Naskah akademik dimaksudkan untuk memberikan
gambaran terlebih dahulu terhadap rancangan suatu kebijakan/ politik hukum
berupa peraturan perundang-undangan yang akan dibuat dan disusun oleh
masing-masing lembaga negara yang berwenang membuatnya. Oleh sebab itu, suatu
rancangan peraturan perundang-undangan sebelum menjadi draf rancangan
perundang-undangan terlebih dahulu sebelumnya sudah terumuskan dalam bentu
naskah akademik yang akan menjadi suatu draf rancangan perundang-undangan.
Dalam proses pembuatan peraturan
perundang-undangan yang baik apakah apakah prakarsa legislatif maupun eksekutif
di antaranya adalah adanya hak yang dimiliki pihak akademisi untuk membuat
naskah akademik.menurut Harry Alexander yang dimaksud naskah akademik adalah
naskah awal yang yang membuat gagasan-gagasan pengaturan dan materi
perundang-undangan bidang tertentu.
Bentuk dan isi naskah akademik memuat gagasan
pengaturan suatu materi hukum bidang tertentu yang ditinjau secara
“holistik-futuristik” dan dari berbagai aspek ilmu, dilengkapi dengan referensi
yang memuat; urgensi, konsepsi, landasan, alas hukum, prinsip-prinsip yang
digunakan serta pemikiran tentang norma-norma yang telah dituangkan ke dalam
bentuk pasal-pasal dengan mengajukan berbagai alternatif, yang disajikan dalam
bentuk uraian yang sistematis dan dapat dipertanggungjawabkan secara ilmu hukum
dan sesuai dengan politik hukum yang telah digariskan.
Dari pendapat tersebut, menunjukkan bahwa
pembuatan naskah akademik tidak lebih dari suatu upaya pendekatan menyeluruh (holistik)
dari sebuah rencana pembuatan peraturan perundang-undangan yang telah
dirumuskan. Pendekatan ini dijalankan melalui konsep dasar tritunggal
dalam menelaah lahirnya sebuah peraturan perundang-undangan, yang meliputi
aspek yuridis, sosiologis dan filosofis.
Aspek yuridis maksudnya agar produk hukum yang
diterbitkan dapat berjalan sesuai dengan tujuan tanpa menimbulkan gejolak di
tengah-tengah masyarakat. Aspek sosiologi, dimaksudkan agar produk hukum yang
diterbitkan jangan sampai bertentangan dengan nilai-nilai yang hidup
ditengah-tengah masyarakat, misalnya adat istiadat. Aspek filosofis,
dimaksudkan agar produk hukum yang diterbitkan jangan bertentangan dengan
nilai-nilai yang hakiki di tengah-tengah masyarakat, misalnya agama dan
kepercayaan.
Dengan batasan yang jelas ini akan memudahkan
untuk menginvetarisasi seluruh bahan dan permasalahan yang muncul di lapangan.

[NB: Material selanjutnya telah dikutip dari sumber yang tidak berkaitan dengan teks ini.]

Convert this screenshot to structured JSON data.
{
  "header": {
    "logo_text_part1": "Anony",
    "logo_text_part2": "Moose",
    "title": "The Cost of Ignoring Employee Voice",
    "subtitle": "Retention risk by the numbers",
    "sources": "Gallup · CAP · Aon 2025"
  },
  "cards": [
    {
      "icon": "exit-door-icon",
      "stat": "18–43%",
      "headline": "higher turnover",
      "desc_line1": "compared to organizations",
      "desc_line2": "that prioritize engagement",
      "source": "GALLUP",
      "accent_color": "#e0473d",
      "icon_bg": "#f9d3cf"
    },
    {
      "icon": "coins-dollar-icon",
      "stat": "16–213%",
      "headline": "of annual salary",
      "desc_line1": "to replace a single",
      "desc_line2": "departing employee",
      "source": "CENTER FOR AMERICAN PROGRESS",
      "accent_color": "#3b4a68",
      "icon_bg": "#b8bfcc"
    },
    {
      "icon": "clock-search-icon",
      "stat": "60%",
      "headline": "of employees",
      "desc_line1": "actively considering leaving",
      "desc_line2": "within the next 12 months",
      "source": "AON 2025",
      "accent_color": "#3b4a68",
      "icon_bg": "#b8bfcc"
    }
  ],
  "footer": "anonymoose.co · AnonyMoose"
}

Dari tiga aspek tersebut jugalah yang akan dijadikan rambu-rambu penting dalam
merumuskan batasan akademis dari batasan akademis yang dibuat. Hal ini penting
untuk ditekankan agar naskah akademis yang dibuat tidak saja bertumpu pada
keilmuan tetapi juga harus ditunjang dengan kenyataan sosial. Tumpuan keilmuan
dibuat didasarkan kepada kaidah-kaidah teori dan pendapat para pakar (doktrin),
sedangkan tumpuan kenyataan didasarkan kepada kebutuhan nyata (reality needed)
yang diinginkan masyarakat agar kehidupannya terlindungi dan jaminan oleh
kepastian, kemanfaatan dan keadilan hukum baik nasa kini (does sein) maupun
masa yang akan datang (does sollen).
Berdasarkan ketentuan Pasal 7 ayat (7) Perpres
No. 68 Tahun 2005 tentang tata cara mempersiapkan rancangan undang-undang,
rancangan peraturan pemerintah pengganti undang-undang, rancangan peraturan
pemerintah, dan rancangan peraturan presiden menyatakan bahwa: naskah akademik
adalah naskah yang dapat dipertanggungjawabkan secara ilmiah mengenai konsepsi
yang berisi latar belakang, tujuan penyusunan, sasaran yang ingin diwujudkan
dan lingkup jangkauan dan obyek, atau arah peraturan rancangan undang-undang.
Dengan demikian, dari ketentuan ini maka diketahui bahwa naskah akademik
merupakan rumusan awal dari sebuah produk peraturan perundang-undangan yang
akan dibuat, di dalamnya memuat latar belakang, tujuan, obyek yang diatur pada
masing-masing peraturan, serta ruang lingkup pengaturannya.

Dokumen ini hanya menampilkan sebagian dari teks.